Синцов смотрел на него и незаметно ощупывал под ментиком туго набитый золотыми кругляшками кошелек, который совсем недавно спас его от пули Огинского. Поручик окончательно запутался. Молодой Огинский был храбр, несомненно честен, явно неглуп и не помнил зла. Иными словами, перед Синцовым сидел человек, которого при иных обстоятельствах он почел бы за великую честь иметь своим другом. Те его качества, кои Синцов причислял к недостаткам – титул, принадлежность к польской нации, богатство и чересчур, по мнению поручика, утонченное воспитание, – говоря по совести, нельзя было ставить ему в вину, поскольку все это Огинский получил с самого рождения вместе с фамилией и внешностью. В остальном же это был лихой гусар и отменный товарищ. Синцов отлично понимал, что изрядно виноват перед корнетом, но не знал, что ему теперь делать. Его так и подмывало признаться во всем, но язык не поворачивался начать этот трудный разговор, особенно теперь, когда погибла княжна Вязмитинова.
– Что ж, корнет, – сказал он, – поверь, я скорблю не меньше твоего. Я был виноват перед княжною и не успел загладить свою вину. Что сказать тебе, не знаю. Ведь ты был влюблен в нее, кажется?

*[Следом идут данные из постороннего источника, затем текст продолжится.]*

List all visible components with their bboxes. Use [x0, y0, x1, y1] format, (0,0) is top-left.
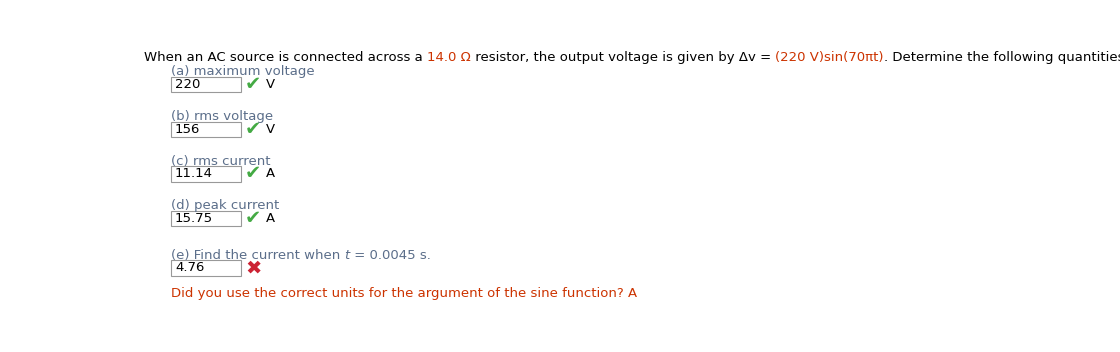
Text: 4.76: 4.76 — [175, 261, 204, 274]
FancyBboxPatch shape — [171, 166, 241, 182]
Text: ✔: ✔ — [245, 164, 261, 183]
Text: 11.14: 11.14 — [175, 168, 213, 181]
Text: (c) rms current: (c) rms current — [171, 155, 271, 168]
Text: (a) maximum voltage: (a) maximum voltage — [171, 65, 315, 78]
FancyBboxPatch shape — [171, 121, 241, 137]
Text: ✔: ✔ — [245, 120, 261, 139]
Text: 220: 220 — [175, 78, 200, 91]
Text: 14.0 Ω: 14.0 Ω — [427, 51, 470, 64]
FancyBboxPatch shape — [171, 211, 241, 226]
Text: (b) rms voltage: (b) rms voltage — [171, 110, 273, 123]
Text: Did you use the correct units for the argument of the sine function? A: Did you use the correct units for the ar… — [171, 287, 637, 300]
Text: ✖: ✖ — [245, 258, 261, 277]
Text: resistor, the output voltage is given by Δv =: resistor, the output voltage is given by… — [470, 51, 775, 64]
FancyBboxPatch shape — [171, 77, 241, 92]
Text: t: t — [345, 249, 349, 262]
Text: When an AC source is connected across a: When an AC source is connected across a — [143, 51, 427, 64]
Text: (220 V)sin(70πt): (220 V)sin(70πt) — [775, 51, 884, 64]
Text: = 0.0045 s.: = 0.0045 s. — [349, 249, 430, 262]
FancyBboxPatch shape — [171, 260, 241, 276]
Text: ✔: ✔ — [245, 209, 261, 228]
Text: V: V — [265, 78, 274, 91]
Text: 15.75: 15.75 — [175, 212, 213, 225]
Text: . Determine the following quantities.: . Determine the following quantities. — [884, 51, 1120, 64]
Text: A: A — [265, 212, 274, 225]
Text: (d) peak current: (d) peak current — [171, 199, 279, 212]
Text: ✔: ✔ — [245, 75, 261, 94]
Text: V: V — [265, 123, 274, 136]
Text: (e) Find the current when: (e) Find the current when — [171, 249, 345, 262]
Text: 156: 156 — [175, 123, 200, 136]
Text: A: A — [265, 168, 274, 181]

– Оставим это, – ответил Вацлав. – Теперь это уже не имеет значения. Я думаю о том, куда могла подеваться икона.
– Что ж икона? – пожал плечами Синцов. – Икона – не человек, она не может бегать. Если она находилась в доме, то наверняка сгорела дотла. Как ни жаль, но о ней, видимо, придется забыть. Скажи, что ты теперь намерен делать?
Вацлав непонимающе взглянул на него.
– Что делать? Вот странный вопрос… Ты разве не примешь меня под свое начало?

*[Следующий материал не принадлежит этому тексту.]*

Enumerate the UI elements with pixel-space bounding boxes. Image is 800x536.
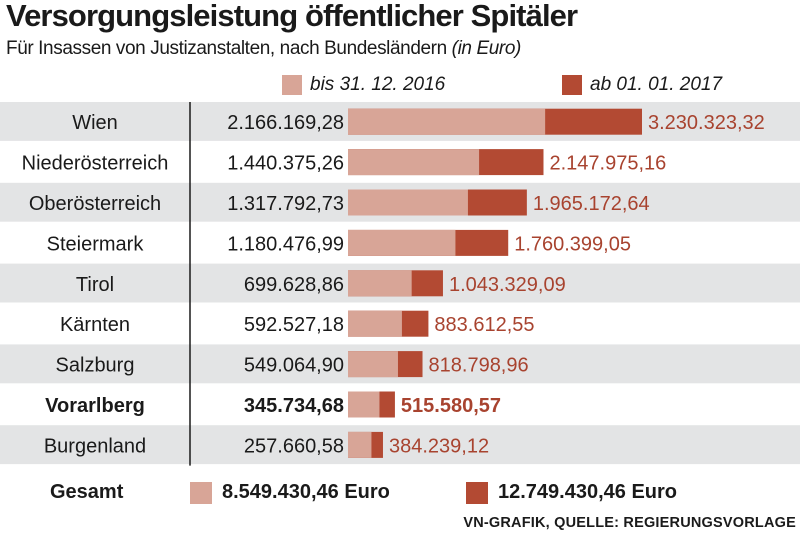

Синцов сильно потер ладонями щеки. Он ждал именно такого ответа и не знал, как к нему отнестись. С точки зрения пользы для дела присутствие Огинского в партии было настоящим подарком: поручик имел кое-какие планы относительно расширения своей партии и активизации партизанских действий в тылу противника, так что каждый храбрый офицер был для него теперь дороже золота. Но рядом с корнетом Синцов ощущал сильнейшую неловкость, от которой, он знал, ему не удастся избавиться до самой смерти.
– С радостью, – отвечал он. – Да и как я могу тебя не принять? Мы, – он сделал широкий жест рукой вокруг себя, показывая, что имеет в виду всю свою партию, – не банда какая-нибудь, а армейский гусарский полк. Знамя наше при нас, значит, полк жив. А ты офицер нашего полка, и офицер боевой, настоящий. Как я могу тебя не взять? Одно скажу: чертовски рад твоему возвращению. И вот что, корнет: мыслю я, что здесь, в тылу неприятеля, от нас будет гораздо больше пользы для отечества, нежели во фронте, под началом немца Барклая. Я тут составил рапорт на имя князя Багратиона, в коем излагаю свои соображения по поводу пользы войны партизанской. Писание сие надобно доставить в ставку. Дело это рискованное и важное. Я бы послал казака, да вот беда: а ну, как в виду неприятеля пакет доведется уничтожить? Надобно, чтобы курьер мог на словах передать князю суть моего замысла. Понимаешь ли, о чем я толкую?
– Вполне, – ответил Вацлав. – Почту за честь выполнить сие поручение и приложу все силы к тому, чтобы добиться у князя не только одобрения, но и подкреплений.
– О! – воскликнул Синцов. – Вот это важно! Мне бы сюда казачью сотню, я бы тут такое устроил!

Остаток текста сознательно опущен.